Sebagai contoh nyata, PT Bank KB Bukopin Tbk. (BBKP) atau KB Bank baru-baru ini berhasil menghimpun dana segar melalui penerbitan Obligasi Berkelanjutan II KB Bank Tahap II Tahun 2025. Obligasi ini memiliki jumlah pokok senilai Rp2,15 triliun. Aksi korporasi ini merupakan bagian integral dari Penawaran Umum Berkelanjutan (PUB) Obligasi Berkelanjutan II KB Bank yang menargetkan total dana Rp3 triliun. Sebelumnya, pada tahap I di tahun yang sama, KB Bank telah sukses menerbitkan obligasi senilai Rp136,01 miliar.
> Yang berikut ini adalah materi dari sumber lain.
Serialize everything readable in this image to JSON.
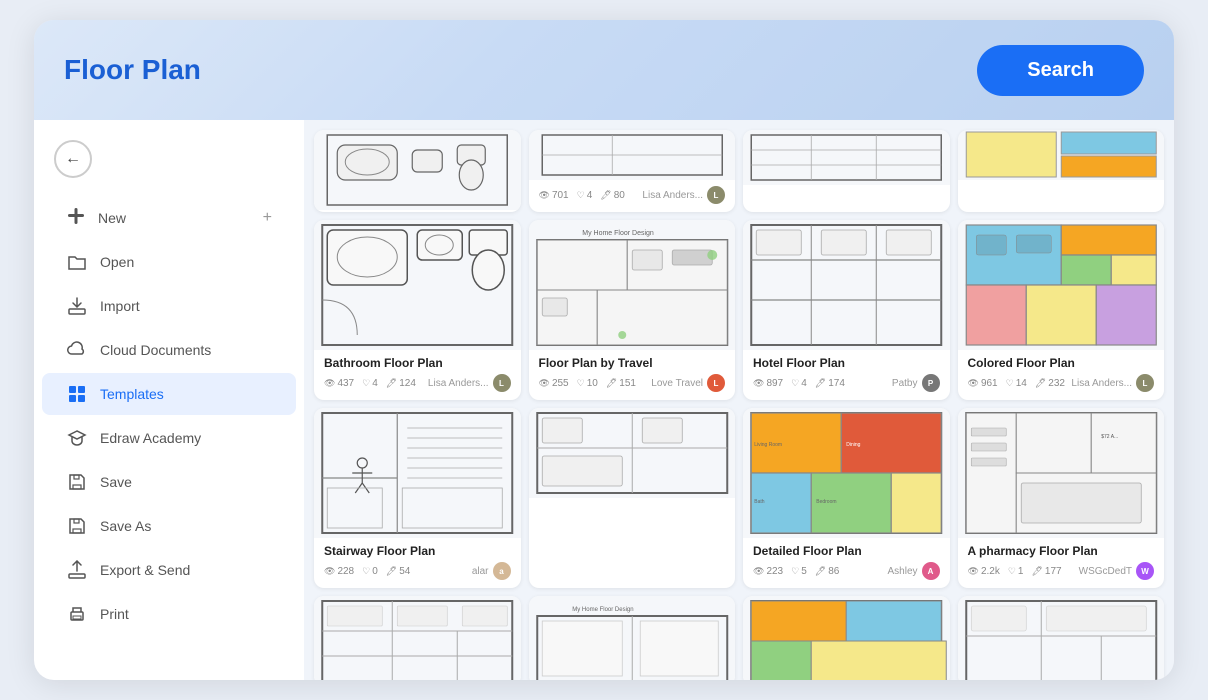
{
  "header": {
    "title": "Floor Plan",
    "search_label": "Search"
  },
  "sidebar": {
    "back_label": "←",
    "items": [
      {
        "id": "new",
        "label": "New",
        "icon": "➕",
        "extra": "➕",
        "active": false
      },
      {
        "id": "open",
        "label": "Open",
        "icon": "📁",
        "active": false
      },
      {
        "id": "import",
        "label": "Import",
        "icon": "📥",
        "active": false
      },
      {
        "id": "cloud",
        "label": "Cloud Documents",
        "icon": "☁️",
        "active": false
      },
      {
        "id": "templates",
        "label": "Templates",
        "icon": "🗂",
        "active": true
      },
      {
        "id": "academy",
        "label": "Edraw Academy",
        "icon": "🎓",
        "active": false
      },
      {
        "id": "save",
        "label": "Save",
        "icon": "💾",
        "active": false
      },
      {
        "id": "saveas",
        "label": "Save As",
        "icon": "💾",
        "active": false
      },
      {
        "id": "export",
        "label": "Export & Send",
        "icon": "📤",
        "active": false
      },
      {
        "id": "print",
        "label": "Print",
        "icon": "🖨",
        "active": false
      }
    ]
  },
  "cards": [
    {
      "id": "bathroom",
      "title": "Bathroom Floor Plan",
      "stats": {
        "views": "437",
        "likes": "4",
        "comments": "124"
      },
      "author": "Lisa Anders...",
      "avatar_color": "#8B8B6B",
      "position": "col1-row2"
    },
    {
      "id": "top1",
      "title": "",
      "stats": {
        "views": "701",
        "likes": "4",
        "comments": "80"
      },
      "author": "Lisa Anders...",
      "avatar_color": "#8B8B6B",
      "position": "col2-row1-partial"
    },
    {
      "id": "myhome",
      "title": "Floor Plan by Travel",
      "stats": {
        "views": "255",
        "likes": "10",
        "comments": "151"
      },
      "author": "Love Travel",
      "avatar_color": "#e05a3a",
      "position": "col2-row2"
    },
    {
      "id": "hotel",
      "title": "Hotel Floor Plan",
      "stats": {
        "views": "897",
        "likes": "4",
        "comments": "174"
      },
      "author": "Patby",
      "avatar_color": "#666",
      "position": "col3-row1"
    },
    {
      "id": "detailed",
      "title": "Detailed Floor Plan",
      "stats": {
        "views": "223",
        "likes": "5",
        "comments": "86"
      },
      "author": "Ashley",
      "avatar_color": "#e05a8a",
      "position": "col3-row2"
    },
    {
      "id": "colored",
      "title": "Colored Floor Plan",
      "stats": {
        "views": "961",
        "likes": "14",
        "comments": "232"
      },
      "author": "Lisa Anders...",
      "avatar_color": "#8B8B6B",
      "position": "col4-row1"
    },
    {
      "id": "pharmacy",
      "title": "A pharmacy Floor Plan",
      "stats": {
        "views": "2.2k",
        "likes": "1",
        "comments": "177"
      },
      "author": "WSGcDedT",
      "avatar_color": "#a855f7",
      "position": "col4-row2"
    },
    {
      "id": "stairway",
      "title": "Stairway Floor Plan",
      "stats": {
        "views": "228",
        "likes": "0",
        "comments": "54"
      },
      "author": "alar",
      "avatar_color": "#d4b896",
      "position": "col1-row3"
    },
    {
      "id": "bottom2",
      "title": "",
      "stats": {
        "views": "",
        "likes": "",
        "comments": ""
      },
      "author": "",
      "avatar_color": "#666",
      "position": "col2-row3-partial"
    },
    {
      "id": "myhome2",
      "title": "",
      "stats": {
        "views": "",
        "likes": "",
        "comments": ""
      },
      "author": "",
      "avatar_color": "#666",
      "position": "col3-row3-partial"
    },
    {
      "id": "bottom4",
      "title": "",
      "stats": {
        "views": "",
        "likes": "",
        "comments": ""
      },
      "author": "",
      "avatar_color": "#666",
      "position": "col4-row3-partial"
    }
  ],
  "icons": {
    "views": "👁",
    "likes": "♡",
    "comments": "💬",
    "back": "←"
  }
}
Penerbitan obligasi merupakan salah satu strategi utama bagi perusahaan untuk menggalang dana dari investor. Obligasi dapat diibaratkan sebagai perjanjian pinjaman antara perusahaan dengan investor. Investor memberikan sejumlah uang kepada perusahaan untuk jangka waktu tertentu, dan sebagai imbalannya, investor menerima pembayaran bunga secara berkala. Ketika obligasi jatuh tempo, perusahaan berkewajiban membayar kembali pokok pinjaman kepada investor. Keputusan untuk menerbitkan obligasi, alih-alih memilih metode penggalangan dana lain, dipengaruhi oleh berbagai faktor, termasuk perbandingan dengan suku bunga bank dan potensi penyerapan pasar.

Ringkasan

Prospek obligasi korporasi di Indonesia menunjukkan tren positif di sisa tahun 2025, didorong oleh rendahnya suku bunga acuan BI dan meningkatnya kebutuhan pendanaan perusahaan. Pasar surat utang telah mencatat 126 emisi obligasi dengan total dana yang dihimpun mencapai Rp145,5 triliun, menunjukkan kepercayaan investor terhadap instrumen ini.
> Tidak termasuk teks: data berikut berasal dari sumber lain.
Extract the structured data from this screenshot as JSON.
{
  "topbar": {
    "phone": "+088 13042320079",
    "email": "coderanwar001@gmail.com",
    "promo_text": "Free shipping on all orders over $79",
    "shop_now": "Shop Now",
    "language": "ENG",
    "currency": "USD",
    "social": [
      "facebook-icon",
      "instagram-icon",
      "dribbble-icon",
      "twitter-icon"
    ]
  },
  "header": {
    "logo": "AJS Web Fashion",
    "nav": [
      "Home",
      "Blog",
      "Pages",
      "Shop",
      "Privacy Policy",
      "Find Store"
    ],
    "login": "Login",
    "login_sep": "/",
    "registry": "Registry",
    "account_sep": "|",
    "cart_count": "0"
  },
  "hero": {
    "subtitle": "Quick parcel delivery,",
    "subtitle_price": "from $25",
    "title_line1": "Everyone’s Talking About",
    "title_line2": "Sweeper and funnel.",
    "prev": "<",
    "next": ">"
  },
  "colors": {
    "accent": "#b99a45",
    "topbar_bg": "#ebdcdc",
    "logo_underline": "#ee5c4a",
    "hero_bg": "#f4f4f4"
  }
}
Data pipeline Bursa Efek Indonesia mengindikasikan adanya 14 emisi obligasi yang siap diluncurkan hingga akhir tahun, didominasi oleh sektor finansial. Chief Economist Mirae Asset Sekuritas, Rully Wisnubroto, menjelaskan bahwa kebutuhan pembiayaan meningkat seiring dengan rendahnya suku bunga dan adanya kebutuhan pendanaan musiman menjelang akhir tahun. Sebagai contoh, Bank KB Bukopin baru-baru ini menerbitkan obligasi senilai Rp2,15 triliun.